Complete step-by-step answer:
The first step of the problem would be to simplify $\text{cscx}-\text{sinx}={{a}^{3}}$ further. Thus, first we convert cosec(x) into sin(x). Then, we get,
$\begin{align}
  & \dfrac{1}{\sin x}-\sin x={{a}^{3}} \\
 & \dfrac{1-{{\sin }^{2}}x}{\sin x}={{a}^{3}} \\
 & \dfrac{{{\cos }^{2}}x}{\sin x}={{a}^{3}} \\
\end{align}$
Now, we similarly repeat this for the term $\sec x-\cos x={{b}^{3}}$, this time we convert sec(x) into cos(x). Now, we get,
$\begin{align}
  & \dfrac{1}{\cos x}-\cos x={{b}^{3}} \\
 & \dfrac{1-{{\cos }^{2}}x}{\cos x}={{b}^{3}} \\
 & \dfrac{{{\sin }^{2}}x}{\cos x}={{b}^{3}} \\
\end{align}$
Now, we multiply the obtained results, thus, we get,
$\left( \dfrac{{{\cos }^{2}}x}{\sin x} \right)\left( \dfrac{{{\sin }^{2}}x}{\cos x} \right)={{a}^{3}}{{b}^{3}}$
cos(x)sin(x) = ${{a}^{3}}{{b}^{3}}$ -- (1)

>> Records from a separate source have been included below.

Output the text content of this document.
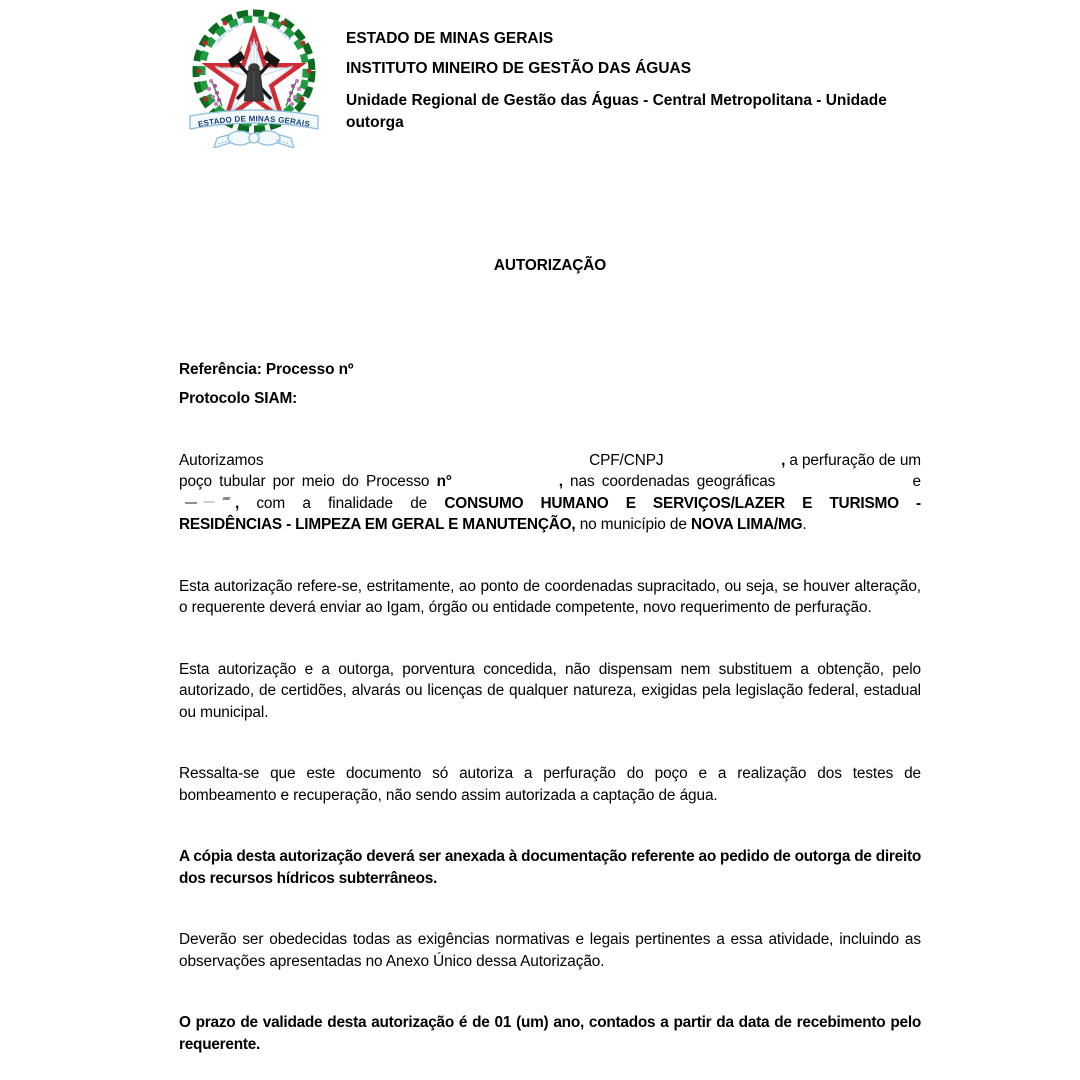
LIBERTAS QUAE	SERA TAMEN
ESTADO DE MINAS GERAIS
ESTADO DE MINAS GERAIS
INSTITUTO MINEIRO DE GESTÃO DAS ÁGUAS
Unidade Regional de Gestão das Águas - Central Metropolitana - Unidade
outorga
AUTORIZAÇÃO
Referência: Processo nº
Protocolo SIAM:
Autorizamos	CPF/CNPJ	, a perfuração de um
poço tubular por meio do Processo n°	, nas coordenadas geográficas	e
, com a finalidade de CONSUMO HUMANO E SERVIÇOS/LAZER E TURISMO -
RESIDÊNCIAS - LIMPEZA EM GERAL E MANUTENÇÃO, no município de NOVA LIMA/MG.
Esta autorização refere-se, estritamente, ao ponto de coordenadas supracitado, ou seja, se houver alteração, o requerente deverá enviar ao Igam, órgão ou entidade competente, novo requerimento de perfuração.
Esta autorização e a outorga, porventura concedida, não dispensam nem substituem a obtenção, pelo autorizado, de certidões, alvarás ou licenças de qualquer natureza, exigidas pela legislação federal, estadual ou municipal.
Ressalta-se que este documento só autoriza a perfuração do poço e a realização dos testes de bombeamento e recuperação, não sendo assim autorizada a captação de água.
A cópia desta autorização deverá ser anexada à documentação referente ao pedido de outorga de direito dos recursos hídricos subterrâneos.
Deverão ser obedecidas todas as exigências normativas e legais pertinentes a essa atividade, incluindo as observações apresentadas no Anexo Único dessa Autorização.
O prazo de validade desta autorização é de 01 (um) ano, contados a partir da data de recebimento pelo requerente.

Now, we observe that we want to evaluate ${{a}^{2}}{{b}^{2}}({{a}^{2}}+{{b}^{2}})$. Thus, we first find ${{a}^{2}}{{b}^{2}}$.

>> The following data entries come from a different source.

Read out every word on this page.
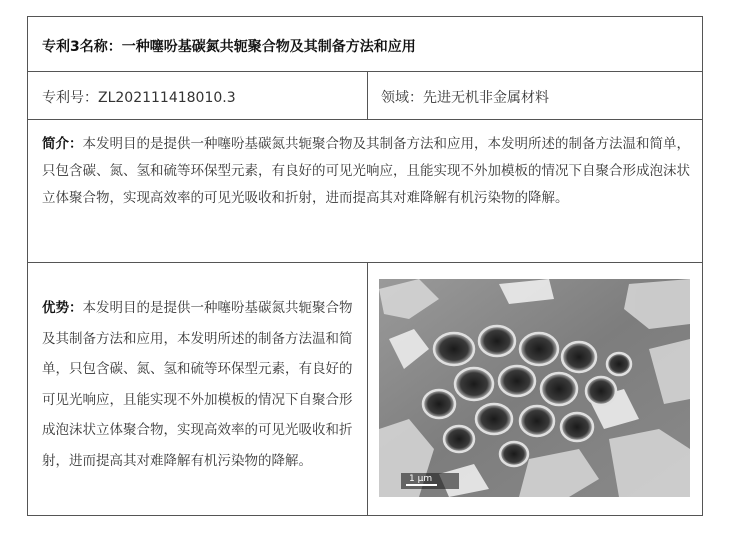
专利3名称：一种噻吩基碳氮共轭聚合物及其制备方法和应用
专利号：ZL202111418010.3	领域：先进无机非金属材料
简介：本发明目的是提供一种噻吩基碳氮共轭聚合物及其制备方法和应用，本发明所述的制备方法温和简单，只包含碳、氮、氢和硫等环保型元素，有良好的可见光响应，且能实现不外加模板的情况下自聚合形成泡沫状立体聚合物，实现高效率的可见光吸收和折射，进而提高其对难降解有机污染物的降解。
优势：本发明目的是提供一种噻吩基碳氮共轭聚合物及其制备方法和应用，本发明所述的制备方法温和简单，只包含碳、氮、氢和硫等环保型元素，有良好的可见光响应，且能实现不外加模板的情况下自聚合形成泡沫状立体聚合物，实现高效率的可见光吸收和折射，进而提高其对难降解有机污染物的降解。
1 μm
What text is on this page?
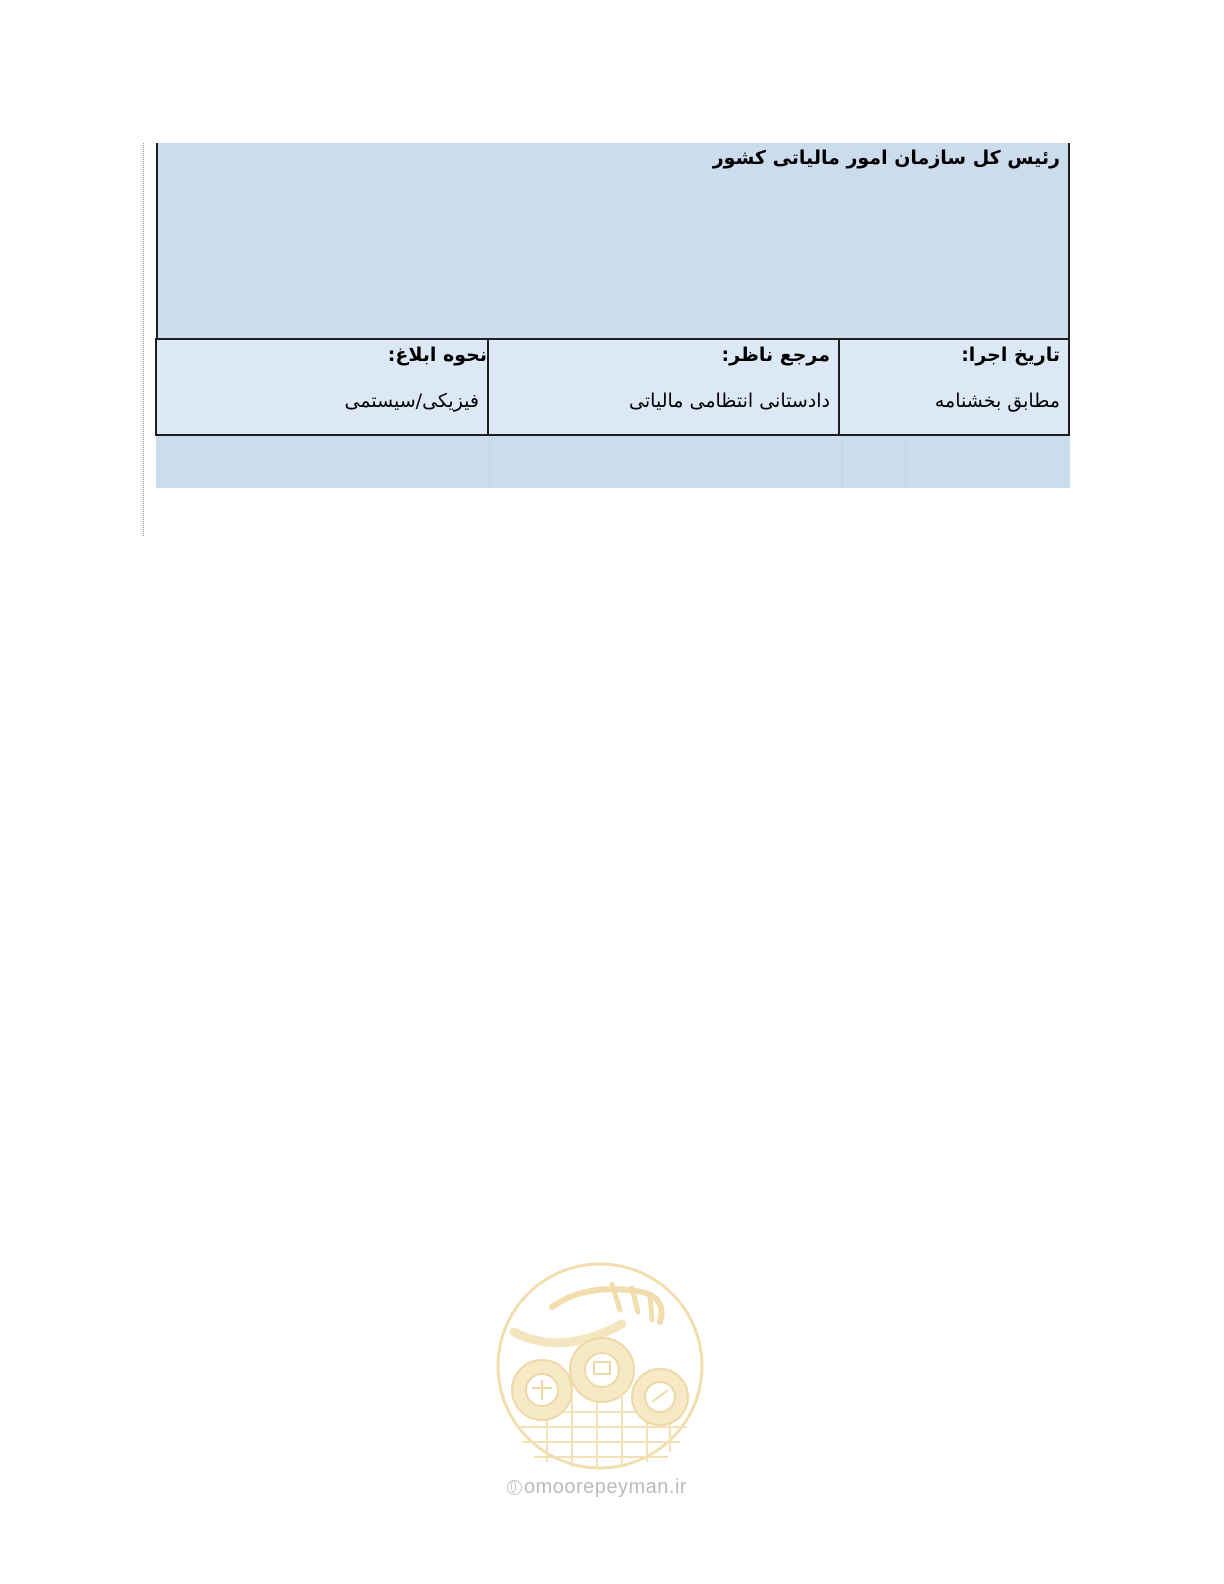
رئیس کل سازمان امور مالیاتی کشور
تاریخ اجرا:
مطابق بخشنامه
مرجع ناظر:
دادستانی انتظامی مالیاتی
نحوه ابلاغ:
فیزیکی/سیستمی
omoorepeyman.ir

Thus, in equation (1), we raise LHS and RHS to the power of $\dfrac{2}{3}$. Doing so, we get,
${{\left( \cos x\sin x \right)}^{\dfrac{2}{3}}}={{a}^{2}}{{b}^{2}}$ -- (2)
Next, we proceed to find ${{a}^{2}}+{{b}^{2}}$. For this, we make use of the fact that
$\begin{align}
  & {{a}^{3}}=\left( \dfrac{{{\cos }^{2}}x}{\sin x} \right) \\
 & {{b}^{3}}=\left( \dfrac{{{\sin }^{2}}x}{\cos x} \right) \\
\end{align}$
Thus, \[\begin{align}
  & {{a}^{2}}={{\left( \dfrac{{{\cos }^{2}}x}{\sin x} \right)}^{\dfrac{2}{3}}}=\left( \dfrac{{{\cos }^{\dfrac{4}{3}}}x}{{{\sin }^{\dfrac{2}{3}}}x} \right) \\
 & {{b}^{2}}={{\left( \dfrac{{{\sin }^{2}}x}{\cos x} \right)}^{\dfrac{2}{3}}}=\left( \dfrac{{{\sin }^{\dfrac{4}{3}}}x}{{{\cos }^{\dfrac{2}{3}}}x} \right) \\
\end{align}\]
Now, we add these results, we get,
${{a}^{2}}+{{b}^{2}}=\left( \dfrac{{{\cos }^{\dfrac{4}{3}}}x}{{{\sin }^{\dfrac{2}{3}}}x} \right)+\left( \dfrac{{{\sin }^{\dfrac{4}{3}}}x}{{{\cos }^{\dfrac{2}{3}}}x} \right)$
${{a}^{2}}+{{b}^{2}}=\left( \dfrac{{{\cos }^{\dfrac{4}{3}}}x{{\cos }^{\dfrac{2}{3}}}x+{{\sin }^{\dfrac{4}{3}}}x{{\sin }^{\dfrac{2}{3}}}x}{{{\sin }^{\dfrac{2}{3}}}x{{\cos }^{\dfrac{2}{3}}}x} \right)$
${{a}^{2}}+{{b}^{2}}=\left( \dfrac{{{\cos }^{2}}x+{{\sin }^{2}}x}{{{\sin }^{\dfrac{2}{3}}}x{{\cos }^{\dfrac{2}{3}}}x} \right)$
Now, we use the property that ${{\sin }^{2}}x+{{\cos }^{2}}x=1$. Thus, we get,
${{a}^{2}}+{{b}^{2}}=\left( \dfrac{1}{{{\sin }^{\dfrac{2}{3}}}x{{\cos }^{\dfrac{2}{3}}}x} \right)$ -- (3)
Now, we combine the results from (2) and (3). Thus, we get,
\[\left( {{a}^{2}}{{b}^{2}} \right)\left( {{a}^{2}}+{{b}^{2}} \right)=\left( \dfrac{{{\left( \cos x\sin x \right)}^{\dfrac{2}{3}}}}{{{\sin }^{\dfrac{2}{3}}}x{{\cos }^{\dfrac{2}{3}}}x} \right)\]
Since, numerator and the denominator are the same, we get,
\[\left( {{a}^{2}}{{b}^{2}} \right)\left( {{a}^{2}}+{{b}^{2}} \right)=1\]
Hence, LHS=RHS, we have proved the above problem.

Note: In this problem, before jumping straight away to evaluate the term ${{a}^{2}}{{b}^{2}}({{a}^{2}}+{{b}^{2}})$, first simplifying the expression in hand helps in solving the problem with ease. One can also try to solve${{a}^{2}}{{b}^{2}}({{a}^{2}}+{{b}^{2}})$ term directly without simplifying $\text{cosec x}-\sin x={{a}^{3}}$ and $\sec x-\cos x={{b}^{3}}$ terms, however, this would be an extremely tedious task and it may also happen that problem is unsolvable by this method.